Revisiting Duke’s Institutional History
Renaming Jarvis Residence Hall
The Board of Trustees, on President Price's recommendation and with the support of the President’s Advisory Committee on Institutional History, has approved the removal of the name of Thomas Jordan Jarvis—a North Carolina Governor and Trinity College trustee who was an avowed white supremacist implicated in the Wilmington Insurrection of 1898—from the dormitory on East Campus bearing his name. A plaque describing this decision will be installed at the entrance of the building, which will again be known by its original name, West Residence Hall.

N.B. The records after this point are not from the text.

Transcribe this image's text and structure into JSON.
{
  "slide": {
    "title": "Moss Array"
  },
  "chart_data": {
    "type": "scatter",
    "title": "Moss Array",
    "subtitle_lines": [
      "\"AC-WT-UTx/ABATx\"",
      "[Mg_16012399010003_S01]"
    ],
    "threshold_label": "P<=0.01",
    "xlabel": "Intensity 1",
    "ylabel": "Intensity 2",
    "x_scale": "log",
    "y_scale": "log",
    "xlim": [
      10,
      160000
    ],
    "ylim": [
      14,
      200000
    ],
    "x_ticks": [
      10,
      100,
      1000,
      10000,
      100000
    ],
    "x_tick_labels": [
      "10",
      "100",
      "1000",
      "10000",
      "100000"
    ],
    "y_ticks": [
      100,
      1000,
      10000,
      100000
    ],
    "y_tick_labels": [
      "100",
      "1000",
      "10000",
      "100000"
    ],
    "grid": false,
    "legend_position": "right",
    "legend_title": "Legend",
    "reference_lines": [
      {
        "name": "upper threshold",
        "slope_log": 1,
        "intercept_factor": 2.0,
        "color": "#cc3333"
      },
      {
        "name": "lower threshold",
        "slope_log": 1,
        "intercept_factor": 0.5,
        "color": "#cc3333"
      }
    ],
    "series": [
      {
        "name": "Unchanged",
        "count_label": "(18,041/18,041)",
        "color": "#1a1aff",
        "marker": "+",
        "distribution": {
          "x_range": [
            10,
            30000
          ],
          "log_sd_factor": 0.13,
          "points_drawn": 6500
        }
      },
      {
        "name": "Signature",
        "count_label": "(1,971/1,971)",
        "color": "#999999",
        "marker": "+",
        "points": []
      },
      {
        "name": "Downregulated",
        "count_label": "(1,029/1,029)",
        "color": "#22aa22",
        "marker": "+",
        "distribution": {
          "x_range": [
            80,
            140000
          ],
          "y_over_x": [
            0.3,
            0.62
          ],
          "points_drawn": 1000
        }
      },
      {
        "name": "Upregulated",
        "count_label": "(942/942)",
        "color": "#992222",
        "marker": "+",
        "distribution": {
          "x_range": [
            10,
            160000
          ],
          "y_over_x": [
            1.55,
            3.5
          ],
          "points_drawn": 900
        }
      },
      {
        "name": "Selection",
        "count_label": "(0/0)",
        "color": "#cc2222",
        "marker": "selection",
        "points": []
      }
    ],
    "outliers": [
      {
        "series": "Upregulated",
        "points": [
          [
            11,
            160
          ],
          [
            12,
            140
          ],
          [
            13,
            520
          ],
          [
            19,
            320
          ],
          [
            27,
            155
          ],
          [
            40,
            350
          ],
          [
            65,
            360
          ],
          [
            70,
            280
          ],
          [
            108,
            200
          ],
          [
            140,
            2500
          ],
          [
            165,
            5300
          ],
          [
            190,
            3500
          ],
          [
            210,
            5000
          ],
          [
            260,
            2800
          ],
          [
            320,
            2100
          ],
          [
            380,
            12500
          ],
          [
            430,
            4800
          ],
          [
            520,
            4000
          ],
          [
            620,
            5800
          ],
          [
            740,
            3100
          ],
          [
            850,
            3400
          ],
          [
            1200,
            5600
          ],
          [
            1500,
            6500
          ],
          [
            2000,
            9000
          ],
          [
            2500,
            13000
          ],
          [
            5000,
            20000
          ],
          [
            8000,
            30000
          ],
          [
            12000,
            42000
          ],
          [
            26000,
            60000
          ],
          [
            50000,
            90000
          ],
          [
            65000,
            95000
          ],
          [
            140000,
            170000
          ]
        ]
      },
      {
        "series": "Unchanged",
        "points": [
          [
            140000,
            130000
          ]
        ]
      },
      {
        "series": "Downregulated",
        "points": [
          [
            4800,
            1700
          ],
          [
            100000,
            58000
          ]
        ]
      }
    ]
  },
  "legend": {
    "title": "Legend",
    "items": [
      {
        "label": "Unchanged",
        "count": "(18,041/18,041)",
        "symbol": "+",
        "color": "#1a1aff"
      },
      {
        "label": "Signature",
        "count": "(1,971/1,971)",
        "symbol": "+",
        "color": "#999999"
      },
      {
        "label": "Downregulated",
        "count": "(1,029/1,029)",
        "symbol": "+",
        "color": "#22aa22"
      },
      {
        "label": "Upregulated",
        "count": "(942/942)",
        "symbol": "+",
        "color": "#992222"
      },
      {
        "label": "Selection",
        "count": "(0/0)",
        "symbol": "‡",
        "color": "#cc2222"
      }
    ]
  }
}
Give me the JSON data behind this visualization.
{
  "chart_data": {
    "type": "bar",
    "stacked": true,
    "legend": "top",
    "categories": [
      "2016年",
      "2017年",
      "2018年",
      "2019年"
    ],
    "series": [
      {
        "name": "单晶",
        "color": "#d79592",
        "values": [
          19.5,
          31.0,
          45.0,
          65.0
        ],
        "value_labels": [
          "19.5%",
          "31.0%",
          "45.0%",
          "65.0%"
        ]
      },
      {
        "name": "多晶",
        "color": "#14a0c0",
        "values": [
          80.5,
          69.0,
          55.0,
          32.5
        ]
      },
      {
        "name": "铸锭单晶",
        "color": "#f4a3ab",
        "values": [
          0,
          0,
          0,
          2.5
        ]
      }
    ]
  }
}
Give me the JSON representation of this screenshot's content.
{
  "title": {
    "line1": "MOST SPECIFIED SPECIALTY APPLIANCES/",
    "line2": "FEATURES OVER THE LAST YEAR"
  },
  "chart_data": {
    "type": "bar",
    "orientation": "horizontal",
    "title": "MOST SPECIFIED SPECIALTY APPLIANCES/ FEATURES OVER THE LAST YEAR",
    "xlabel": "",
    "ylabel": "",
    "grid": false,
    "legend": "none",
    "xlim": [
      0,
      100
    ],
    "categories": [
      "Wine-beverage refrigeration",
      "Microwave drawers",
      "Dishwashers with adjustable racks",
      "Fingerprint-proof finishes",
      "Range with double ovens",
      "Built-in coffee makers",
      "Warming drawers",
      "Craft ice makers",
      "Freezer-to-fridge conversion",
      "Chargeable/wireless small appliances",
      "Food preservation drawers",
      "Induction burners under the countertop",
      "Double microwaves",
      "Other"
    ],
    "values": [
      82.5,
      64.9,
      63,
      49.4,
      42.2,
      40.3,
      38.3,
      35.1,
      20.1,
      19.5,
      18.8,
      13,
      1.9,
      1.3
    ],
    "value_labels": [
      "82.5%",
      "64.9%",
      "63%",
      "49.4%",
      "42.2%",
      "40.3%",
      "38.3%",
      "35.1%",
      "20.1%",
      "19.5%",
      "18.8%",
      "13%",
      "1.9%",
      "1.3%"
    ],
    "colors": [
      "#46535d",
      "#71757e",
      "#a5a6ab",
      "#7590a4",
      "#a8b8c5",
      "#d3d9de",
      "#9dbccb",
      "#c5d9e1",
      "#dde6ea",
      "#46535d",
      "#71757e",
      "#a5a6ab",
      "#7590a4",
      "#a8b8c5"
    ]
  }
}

Naming the Reuben-Cooke Building
Duke named the Reuben-Cooke Building on West Campus in honor of Wilhelmina Reuben-Cooke, a member of Duke’s first integrated class of undergraduates, and we honored a more inclusive group of university founders. A permanent exhibit honoring the first five Black undergraduates was installed in the Reuben-Cooke Building, and we will seek opportunities for additional exhibits and recognitions per the recommendations of the Committee on Institutional History.
Engaging our Community in Duke’s Complex Institutional History
Trustee task forces on our forthcoming 2024 centennial and on Duke and Durham will explore ways of better engaging our community in Duke’s complex institutional history with respect to racial and social equity, in collaboration with the President’s Advisory Committee on Institutional History.
Update, June 2022: The reports of the task forces are guiding planning for the centennial and our ongoing relationship with Durham.